Conocida ahora como Agri Dagi, la "Montaña del dolor", se alza solitaria en el valle del río Aras, con cuyo perfil arenoso y accidentado contrasta vivamente. Sin embargo, su fama se debe menos a sus alisados flancos y centelleante cresta que a las referencias bíblicas, que la tienen por la primera montaba que surgió tras el diluvio, puerto seguro del arca de Noé.
El monte Ararat comprende, en realidad, dos picos, separados entre sí 11 km y enlazados por una cordillera de quebradas cimas: el Gran Ararat -la montaña más alta de Turquía, de 5.137 m- y el Pequeño Ararat, a 3.896 m sobre el nivel del mar. Ambos son de origen volcánico y están compuestos por estratos de lava y ceniza, aunque no hay trazas de cráteres en sus cimas. Sus vertientes, sin embargo, siguen cubiertas de conos y fisuras, normalmente asociados con la actividad volcánica. En parte, muchas de las rocas de los suelos del valle están igualmente compuestas de ceniza.
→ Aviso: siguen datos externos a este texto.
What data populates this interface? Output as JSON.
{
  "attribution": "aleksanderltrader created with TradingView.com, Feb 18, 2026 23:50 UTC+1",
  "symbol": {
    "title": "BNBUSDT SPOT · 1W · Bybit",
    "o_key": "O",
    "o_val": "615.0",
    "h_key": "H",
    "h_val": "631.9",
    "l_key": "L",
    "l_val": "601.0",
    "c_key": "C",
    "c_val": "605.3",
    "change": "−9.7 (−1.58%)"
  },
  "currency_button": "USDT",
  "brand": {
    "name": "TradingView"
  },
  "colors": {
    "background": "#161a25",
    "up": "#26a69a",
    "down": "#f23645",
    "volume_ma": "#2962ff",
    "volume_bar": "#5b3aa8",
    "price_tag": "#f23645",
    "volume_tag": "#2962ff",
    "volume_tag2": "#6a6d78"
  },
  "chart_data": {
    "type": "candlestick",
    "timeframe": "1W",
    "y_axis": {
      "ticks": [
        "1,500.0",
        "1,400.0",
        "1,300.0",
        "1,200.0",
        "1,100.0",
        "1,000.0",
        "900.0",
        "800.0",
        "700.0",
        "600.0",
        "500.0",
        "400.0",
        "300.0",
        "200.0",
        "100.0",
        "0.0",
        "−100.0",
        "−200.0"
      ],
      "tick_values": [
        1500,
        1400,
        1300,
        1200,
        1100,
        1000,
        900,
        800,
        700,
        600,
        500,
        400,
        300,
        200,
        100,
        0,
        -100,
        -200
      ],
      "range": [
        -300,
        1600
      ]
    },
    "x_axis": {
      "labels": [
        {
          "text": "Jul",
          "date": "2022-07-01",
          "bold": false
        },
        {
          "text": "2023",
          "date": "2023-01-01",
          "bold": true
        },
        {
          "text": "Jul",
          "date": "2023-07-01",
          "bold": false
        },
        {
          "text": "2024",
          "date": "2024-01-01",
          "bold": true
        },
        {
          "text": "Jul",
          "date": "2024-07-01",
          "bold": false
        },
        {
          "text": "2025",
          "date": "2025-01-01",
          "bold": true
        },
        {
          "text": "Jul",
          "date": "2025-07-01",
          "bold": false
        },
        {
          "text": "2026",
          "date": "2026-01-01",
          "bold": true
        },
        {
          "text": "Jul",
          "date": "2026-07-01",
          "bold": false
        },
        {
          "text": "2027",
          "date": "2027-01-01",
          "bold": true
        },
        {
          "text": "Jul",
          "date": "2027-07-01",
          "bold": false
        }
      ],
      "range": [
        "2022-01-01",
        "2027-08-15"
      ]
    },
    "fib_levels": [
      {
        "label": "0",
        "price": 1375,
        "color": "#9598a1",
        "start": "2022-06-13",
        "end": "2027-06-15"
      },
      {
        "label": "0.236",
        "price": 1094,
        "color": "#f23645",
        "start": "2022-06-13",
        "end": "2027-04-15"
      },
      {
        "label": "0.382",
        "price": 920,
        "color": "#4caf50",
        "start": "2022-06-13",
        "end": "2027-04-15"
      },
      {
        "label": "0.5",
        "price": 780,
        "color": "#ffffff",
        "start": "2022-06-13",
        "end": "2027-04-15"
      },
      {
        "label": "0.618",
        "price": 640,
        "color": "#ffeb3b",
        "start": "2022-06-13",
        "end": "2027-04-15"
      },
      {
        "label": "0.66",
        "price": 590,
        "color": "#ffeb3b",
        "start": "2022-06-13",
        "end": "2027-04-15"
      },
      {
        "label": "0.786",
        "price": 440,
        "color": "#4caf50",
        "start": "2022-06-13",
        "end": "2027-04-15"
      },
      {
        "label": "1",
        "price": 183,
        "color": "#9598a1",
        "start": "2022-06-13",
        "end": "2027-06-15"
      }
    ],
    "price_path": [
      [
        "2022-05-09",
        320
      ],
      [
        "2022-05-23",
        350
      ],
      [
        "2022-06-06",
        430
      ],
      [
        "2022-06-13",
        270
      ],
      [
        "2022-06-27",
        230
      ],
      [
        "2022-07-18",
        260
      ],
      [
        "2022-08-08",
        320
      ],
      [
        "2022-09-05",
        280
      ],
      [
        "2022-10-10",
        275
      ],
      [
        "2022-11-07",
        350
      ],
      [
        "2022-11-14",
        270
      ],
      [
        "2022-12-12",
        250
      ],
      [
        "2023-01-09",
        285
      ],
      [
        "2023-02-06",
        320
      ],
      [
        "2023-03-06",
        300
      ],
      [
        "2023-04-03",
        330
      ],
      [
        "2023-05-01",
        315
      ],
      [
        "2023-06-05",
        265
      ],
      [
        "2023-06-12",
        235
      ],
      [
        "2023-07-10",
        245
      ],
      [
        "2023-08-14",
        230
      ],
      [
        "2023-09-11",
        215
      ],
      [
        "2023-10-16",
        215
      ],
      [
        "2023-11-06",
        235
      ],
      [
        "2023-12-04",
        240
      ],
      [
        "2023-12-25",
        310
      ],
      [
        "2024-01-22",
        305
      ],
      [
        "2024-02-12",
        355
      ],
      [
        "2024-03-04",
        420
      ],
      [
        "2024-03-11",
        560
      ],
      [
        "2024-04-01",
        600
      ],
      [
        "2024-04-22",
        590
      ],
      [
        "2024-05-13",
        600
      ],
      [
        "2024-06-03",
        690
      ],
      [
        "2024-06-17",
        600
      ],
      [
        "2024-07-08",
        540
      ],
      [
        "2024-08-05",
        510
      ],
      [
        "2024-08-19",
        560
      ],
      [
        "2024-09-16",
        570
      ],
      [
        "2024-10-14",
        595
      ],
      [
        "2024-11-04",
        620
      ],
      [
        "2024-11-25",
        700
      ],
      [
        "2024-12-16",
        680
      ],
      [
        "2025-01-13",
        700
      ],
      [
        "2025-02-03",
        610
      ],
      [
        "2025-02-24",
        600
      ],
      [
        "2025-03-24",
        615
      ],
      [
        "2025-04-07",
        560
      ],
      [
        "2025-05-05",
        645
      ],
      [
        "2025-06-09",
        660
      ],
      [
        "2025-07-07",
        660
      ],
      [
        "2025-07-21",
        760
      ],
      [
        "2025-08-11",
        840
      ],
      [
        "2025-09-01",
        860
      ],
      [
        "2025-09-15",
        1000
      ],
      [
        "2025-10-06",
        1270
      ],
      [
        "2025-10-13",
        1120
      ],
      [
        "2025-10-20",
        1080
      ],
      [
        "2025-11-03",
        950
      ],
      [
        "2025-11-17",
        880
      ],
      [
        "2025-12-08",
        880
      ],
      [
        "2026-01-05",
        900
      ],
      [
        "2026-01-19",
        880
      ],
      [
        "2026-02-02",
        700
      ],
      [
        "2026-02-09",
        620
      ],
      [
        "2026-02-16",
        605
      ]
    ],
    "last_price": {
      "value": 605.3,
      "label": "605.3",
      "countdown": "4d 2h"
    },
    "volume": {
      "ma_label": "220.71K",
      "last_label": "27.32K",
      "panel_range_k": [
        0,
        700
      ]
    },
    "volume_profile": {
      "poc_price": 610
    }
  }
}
Las laderas superior e inferior del monte Ararat son prácticamente estériles. A pesar de las nieves perpetuas a partir de los 4.420 m, el agua es escasa y sólo sobreviven unos cuantos abedules como única vegetación. Sin embargo, en las laderas intermedias, entre los 1.500 y los 3.000 m, el terreno es más pródigo y los pastores kurdos pacen allí sus ovejas. Pero son pocos los animales que moran en la zona, si bien los hubo en gran cantidad a principios del siglo XIX, cuando el diplomático inglés James Morier habló de "osos, tigrillos, linces y leones". La montaña quizá fue habitada en el medioevo por gatos monteses y serpientes, lo que suscitó rumores de que había dragones; tampoco se ha demostrado la existencia ‑sostenida por la tradición local‑ de pequeños gusanos de nieve tan fríos que podrían helar una olla grande de comida.
Es probable que las leyendas de bestias que rondan las pendientes de la montaña hayan contribuido a crear su fama de inescalable. Su aura mística y fenómenos como avalanchas, neblinas, desprendimientos de rocas y drásticos cambios en las condiciones atmosféricas provocaron que nadie subiera a ella hasta 1829, cuando Johann Jacob von Parrot, profesor alemán de 37 años, venció la cima al tercer intento, celebrando su hazaña al colocar una cruz de madera.
Le siguió, entre otros, el erudito y estadista inglés James Bryce, en 1876. La vista desde la cúspide de los arenosos territorios gobernados durante siglos por zares, shas y sultanes le hizo respirar el peso de la historie, y declaró: "Si fue aquí en verdad donde el hombre puso pie por vez primera en una Tierra despoblada, la dispersión habrá sido grandiosa, pues todas las razas provendrían de estas sagradas alturas... Habría sido imposible imaginar lugar más imponente como centro del mundo". La reputación mística del monte Ararat deriva de la Biblia. Disgustado por la perversidad de la raza humana, Dios decidió acabar con ella mediante un diluvio destructor, del que sólo se salvarían el recto loé, su familia y una hembra y un macho de las especies de animales existentes.
Todos se refugiaron en una enorme arca. "Y reposó el arca en el mes séptimo, a diecisiete días del mes, sobre los montes de Armenia" (Génesis R. 4). Una vez retiradas las aguas, Noé abandonó la barca, con su familia y animales.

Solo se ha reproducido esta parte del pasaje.